Rhetorical DIKW

Patrick Love

Rhetorical DIKW Pyramid

Reframing the DIKW pyramid around rhetoric prioritizes concern for change, mobility, and justice that reflects present and future justice and sustainability (Aristotle 2007, Edbauer 2005, Hinks 1940, Gries 2015). It also builds metalanguage for students entering DIKW driven fields, particularly in science, technology, engineering, and math (STEM) wherein these concepts are gateways to dealing with human (and humanities) issues. The DIKW pyramid exists, in part, to rationalize how machines can process human experiences, so metalingual ways to interact with these boundary terms benefits humanists while maintaining their disciplinary concerns (Kelleher and Tierney 2018). Furthermore, engaging with DIKW helps rhetoricians and compositionists re-engage with what ‘knowledge’ means to people with other concerns, whose knowledge-making experiences are shaped by the ecology of circulation platforms and technology (Gunkel 2009 pp. 63). Therefore, a rhetorical rendering of the DIKW pyramid would transform it from figure 2 to reflect the recursivity and futurity (connecting past, present and future) rhetorical inquiry requires, like in figure 7.

Figure 7: Full DIKW Pyramid in the style of Kithin’s from figure 2, with new verbs and descriptions that emphasize the ecological and rhetorical processes that connect the same levels (World up through Data, Information, Knowledge, and Wisdom).

Figure 7 reiterates rhetorical relationships between each level, treating them as ecologically related (that is, affecting each other across time and location) rather than as a linear process foregrounding reduction. The productive trouble inherent in recognizing recursivity (Law 2004) reflects daily life’s messy interactions rather than assuming all knowledge-production is a clean, laboratory-driven process (similar to the shift from rhetorical situations to rhetorical ecologies Edbauer (2005) argues for). This pyramid employs more verbs to emphasize the plastic and movement-oriented nature of rhetorical inquiry while resisting docilely practicing it. Circulation deals practically with the way experience-sharing is revolutionized in the 21st century, but it also provides precedence for understanding the recursivity involved in knowledge labor on which we should maintain a firm grip.

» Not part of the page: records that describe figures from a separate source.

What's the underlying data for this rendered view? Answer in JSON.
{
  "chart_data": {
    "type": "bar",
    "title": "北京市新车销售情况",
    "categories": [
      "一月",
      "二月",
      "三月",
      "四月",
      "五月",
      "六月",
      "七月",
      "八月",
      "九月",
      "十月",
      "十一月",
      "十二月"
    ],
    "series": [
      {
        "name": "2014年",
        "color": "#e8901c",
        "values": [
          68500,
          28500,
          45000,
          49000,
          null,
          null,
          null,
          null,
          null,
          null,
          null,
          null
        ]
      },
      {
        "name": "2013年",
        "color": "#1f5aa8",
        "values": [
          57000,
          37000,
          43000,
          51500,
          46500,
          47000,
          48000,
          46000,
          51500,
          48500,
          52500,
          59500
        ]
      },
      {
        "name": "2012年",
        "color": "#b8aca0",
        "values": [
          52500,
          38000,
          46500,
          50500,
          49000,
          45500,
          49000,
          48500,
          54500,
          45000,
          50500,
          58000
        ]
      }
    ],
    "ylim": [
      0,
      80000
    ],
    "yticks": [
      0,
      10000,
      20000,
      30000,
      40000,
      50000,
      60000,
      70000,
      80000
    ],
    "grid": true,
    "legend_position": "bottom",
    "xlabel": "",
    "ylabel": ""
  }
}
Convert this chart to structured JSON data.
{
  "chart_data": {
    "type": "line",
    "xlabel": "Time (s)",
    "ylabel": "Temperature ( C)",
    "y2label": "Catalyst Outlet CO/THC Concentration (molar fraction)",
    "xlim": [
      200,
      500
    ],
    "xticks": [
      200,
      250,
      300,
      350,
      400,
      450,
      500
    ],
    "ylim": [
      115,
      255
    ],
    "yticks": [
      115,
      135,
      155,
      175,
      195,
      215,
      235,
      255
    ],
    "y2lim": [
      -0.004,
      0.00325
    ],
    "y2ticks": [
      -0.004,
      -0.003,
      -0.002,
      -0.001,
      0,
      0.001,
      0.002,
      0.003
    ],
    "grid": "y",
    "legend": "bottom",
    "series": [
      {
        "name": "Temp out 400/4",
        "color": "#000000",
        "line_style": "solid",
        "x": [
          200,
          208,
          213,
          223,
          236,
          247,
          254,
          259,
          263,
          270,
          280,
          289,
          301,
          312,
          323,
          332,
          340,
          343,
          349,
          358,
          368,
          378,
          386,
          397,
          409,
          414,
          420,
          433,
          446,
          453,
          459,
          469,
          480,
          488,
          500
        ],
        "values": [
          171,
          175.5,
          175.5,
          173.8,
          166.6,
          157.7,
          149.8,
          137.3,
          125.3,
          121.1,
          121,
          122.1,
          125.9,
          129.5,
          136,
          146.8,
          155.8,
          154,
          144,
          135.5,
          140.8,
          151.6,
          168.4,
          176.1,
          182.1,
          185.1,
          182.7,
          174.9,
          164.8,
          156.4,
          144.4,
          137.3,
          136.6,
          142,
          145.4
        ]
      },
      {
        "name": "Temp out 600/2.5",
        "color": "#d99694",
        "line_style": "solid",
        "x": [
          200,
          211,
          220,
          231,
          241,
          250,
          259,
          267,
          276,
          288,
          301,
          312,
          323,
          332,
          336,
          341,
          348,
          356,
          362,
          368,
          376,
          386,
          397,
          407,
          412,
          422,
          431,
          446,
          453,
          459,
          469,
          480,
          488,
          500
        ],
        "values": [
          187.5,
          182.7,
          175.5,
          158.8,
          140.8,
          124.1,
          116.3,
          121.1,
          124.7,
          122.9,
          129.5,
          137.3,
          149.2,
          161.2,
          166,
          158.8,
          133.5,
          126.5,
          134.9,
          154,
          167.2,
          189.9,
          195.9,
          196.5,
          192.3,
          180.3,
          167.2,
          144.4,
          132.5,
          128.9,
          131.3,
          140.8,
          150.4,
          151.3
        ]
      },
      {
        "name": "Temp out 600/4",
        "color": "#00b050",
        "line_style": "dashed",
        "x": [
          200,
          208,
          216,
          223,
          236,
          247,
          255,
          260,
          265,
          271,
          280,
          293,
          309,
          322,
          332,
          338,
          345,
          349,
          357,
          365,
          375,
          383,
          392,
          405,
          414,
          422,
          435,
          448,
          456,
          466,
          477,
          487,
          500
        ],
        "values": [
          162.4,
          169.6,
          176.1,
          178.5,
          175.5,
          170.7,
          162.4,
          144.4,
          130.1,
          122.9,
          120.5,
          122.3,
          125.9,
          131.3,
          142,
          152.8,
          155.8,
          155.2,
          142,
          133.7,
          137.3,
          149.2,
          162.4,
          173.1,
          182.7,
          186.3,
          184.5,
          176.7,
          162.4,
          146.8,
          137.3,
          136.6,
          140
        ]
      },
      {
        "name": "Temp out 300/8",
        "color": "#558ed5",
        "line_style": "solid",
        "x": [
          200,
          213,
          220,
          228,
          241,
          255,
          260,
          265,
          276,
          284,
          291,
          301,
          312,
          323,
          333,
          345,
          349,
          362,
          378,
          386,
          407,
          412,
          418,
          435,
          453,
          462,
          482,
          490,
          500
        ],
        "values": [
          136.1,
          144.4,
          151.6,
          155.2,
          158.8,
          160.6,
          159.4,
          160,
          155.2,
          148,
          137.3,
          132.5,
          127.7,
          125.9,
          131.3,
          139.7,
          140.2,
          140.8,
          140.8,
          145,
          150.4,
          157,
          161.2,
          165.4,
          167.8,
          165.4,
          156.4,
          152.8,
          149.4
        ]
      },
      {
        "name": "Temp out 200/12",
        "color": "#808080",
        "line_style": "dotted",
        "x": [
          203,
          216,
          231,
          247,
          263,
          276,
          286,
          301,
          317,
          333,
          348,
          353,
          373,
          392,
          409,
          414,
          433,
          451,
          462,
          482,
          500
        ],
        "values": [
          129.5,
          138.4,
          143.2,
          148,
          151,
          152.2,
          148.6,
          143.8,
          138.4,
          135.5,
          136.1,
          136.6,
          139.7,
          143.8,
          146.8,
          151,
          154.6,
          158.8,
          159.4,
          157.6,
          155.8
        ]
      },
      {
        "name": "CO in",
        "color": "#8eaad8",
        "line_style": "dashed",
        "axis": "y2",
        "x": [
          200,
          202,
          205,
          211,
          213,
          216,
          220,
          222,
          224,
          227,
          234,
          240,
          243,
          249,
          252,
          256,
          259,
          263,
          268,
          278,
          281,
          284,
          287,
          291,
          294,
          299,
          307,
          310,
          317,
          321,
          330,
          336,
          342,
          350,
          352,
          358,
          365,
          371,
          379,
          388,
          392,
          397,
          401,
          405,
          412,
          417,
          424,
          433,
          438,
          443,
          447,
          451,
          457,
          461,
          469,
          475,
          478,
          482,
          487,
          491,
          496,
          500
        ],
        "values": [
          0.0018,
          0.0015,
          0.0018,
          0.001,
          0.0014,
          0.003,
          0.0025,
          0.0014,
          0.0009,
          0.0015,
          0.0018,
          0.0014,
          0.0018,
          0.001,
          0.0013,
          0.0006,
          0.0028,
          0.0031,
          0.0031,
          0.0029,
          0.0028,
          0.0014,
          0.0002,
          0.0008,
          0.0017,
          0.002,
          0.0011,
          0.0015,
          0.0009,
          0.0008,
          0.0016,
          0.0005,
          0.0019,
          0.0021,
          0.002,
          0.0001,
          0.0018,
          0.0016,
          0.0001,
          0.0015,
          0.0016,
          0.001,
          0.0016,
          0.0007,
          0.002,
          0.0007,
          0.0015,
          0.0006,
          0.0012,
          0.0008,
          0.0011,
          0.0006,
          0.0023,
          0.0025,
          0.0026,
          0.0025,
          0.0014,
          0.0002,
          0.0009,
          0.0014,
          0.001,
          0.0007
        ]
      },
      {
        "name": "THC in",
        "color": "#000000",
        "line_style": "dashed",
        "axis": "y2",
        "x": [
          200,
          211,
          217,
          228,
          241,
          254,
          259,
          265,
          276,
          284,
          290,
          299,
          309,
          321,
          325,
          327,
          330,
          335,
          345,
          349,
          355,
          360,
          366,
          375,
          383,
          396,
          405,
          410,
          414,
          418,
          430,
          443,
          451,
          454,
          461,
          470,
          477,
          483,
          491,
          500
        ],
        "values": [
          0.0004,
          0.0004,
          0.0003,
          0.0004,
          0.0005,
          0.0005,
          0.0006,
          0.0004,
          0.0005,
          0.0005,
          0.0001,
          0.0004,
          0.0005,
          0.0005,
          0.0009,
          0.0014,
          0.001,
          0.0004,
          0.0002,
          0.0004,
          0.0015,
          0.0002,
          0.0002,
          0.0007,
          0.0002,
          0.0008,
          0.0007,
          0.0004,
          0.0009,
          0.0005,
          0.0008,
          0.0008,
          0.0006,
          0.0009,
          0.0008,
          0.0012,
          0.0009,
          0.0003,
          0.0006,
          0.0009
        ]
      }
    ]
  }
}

Information Theory avoids assuming that humans set out to make purposeful wisdom, implying it is always emergent and collective, so a machine can accomplish the same labor apolitically. The logic at work implies humanity has innocently (maybe luckily) produced the world’s current state because it is the best possible, or that our traditions and laws result from a higher wisdom we are pragmatically realizing. Both visions imply conservative bias. Intersectionally and ecologically, a great deal of suffering is perceptible in everyday life, and Rhetorical DIKW emphasize the choices and labor necessary to make knowledge and present the skills students need to develop even if machines automate portions of the labor. Thinking about wisdom as a purposeful and lasting product also highlights that we can choose to repair injustice and ecological damage (or not). What’s left to explore is what GenAI can contribute to these projects and fit into this rhetorical pedagogy.